Journal of Medicinal Chemistry ( IF 6.8 ) Pub Date : 1983-12-01 , DOI: 10.1021/jm00366a009 Gabriella Auzzi , Fabrizio Bruni , Lucia Cecchi , Annarella Costanzo , Lorenzo Pecori Vettori , Renato Pirisino , Marina Corrias , Giovanni Ignesti , Grazia Banchelli , Laura Raimondi
Journal of Medicinal Chemistry ( IF 6.8 ) Pub Date : 1983-12-01 , DOI: 10.1021/jm00366a009 Gabriella Auzzi , Fabrizio Bruni , Lucia Cecchi , Annarella Costanzo , Lorenzo Pecori Vettori , Renato Pirisino , Marina Corrias , Giovanni Ignesti , Grazia Banchelli , Laura Raimondi
Syntheses of some pyrazolo[1,5-a]pyrimidines were performed in order to study the relationship between structural modifications on the parent 4,7-dihydro-2-phenylpyrazolo[1,5-a]pyrimidin-7-one (1) and their antiinflammatory properties. The modifications carried out were introduction and functionalization of a longer side chain at the 4-position, substitution of the hydrogen atom at the 3-position, and replacement of the phenyl group with a 4-methylphenyl, methyl, or hydrogen substituent. 4-Ethyl-4,7-dihydro-2-phenylpyrazolo [1,5-a]pyrimidin-7-one (3) showed the highest activity and a better therapeutic index than phenylbutazone and indomethacin, used as reference drugs.
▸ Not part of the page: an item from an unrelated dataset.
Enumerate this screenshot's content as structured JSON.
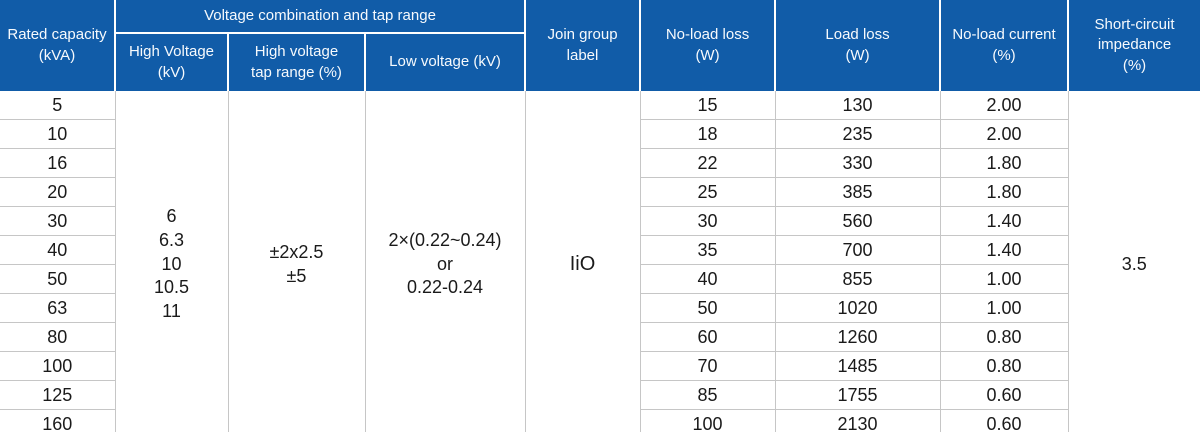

All other changes at the 3-, 5-, and 6-positions, as well as the replacement of the phenyl group at position 2, caused a marked decrease of activity. Compound 3 was found devoid of ulcerogenic activity and was probably endowed with antiulcerogenic properties.
中文翻译:
2-苯基吡唑并[1,5-a]嘧啶-7-酮。新型的非甾体类抗炎药,无溃疡活性。
为了研究母体4,7-二氢-2-苯基吡唑并[1,5-a]嘧啶-7-一的结构修饰之间的关系,进行了一些吡唑并[1,5-a]嘧啶的合成(1)及其抗炎特性。进行的修饰是在4-位上引入和官能化更长的侧链,在3-位上取代氢原子,并用4-甲基苯基,甲基或氢取代基取代苯基。与用作参考药物的苯基丁氮酮和消炎痛相比,4-乙基-4,7-二氢-2-苯基吡唑并[1,5-a]嘧啶-7-一(3)具有最高的活性和更好的治疗指数。3-位,5-位和6-位的所有其他变化以及位置2处的苯基取代导致活性显着下降。
更新日期:2019-11-01
中文翻译:
2-苯基吡唑并[1,5-a]嘧啶-7-酮。新型的非甾体类抗炎药,无溃疡活性。
为了研究母体4,7-二氢-2-苯基吡唑并[1,5-a]嘧啶-7-一的结构修饰之间的关系,进行了一些吡唑并[1,5-a]嘧啶的合成(1)及其抗炎特性。进行的修饰是在4-位上引入和官能化更长的侧链,在3-位上取代氢原子,并用4-甲基苯基,甲基或氢取代基取代苯基。与用作参考药物的苯基丁氮酮和消炎痛相比,4-乙基-4,7-二氢-2-苯基吡唑并[1,5-a]嘧啶-7-一(3)具有最高的活性和更好的治疗指数。3-位,5-位和6-位的所有其他变化以及位置2处的苯基取代导致活性显着下降。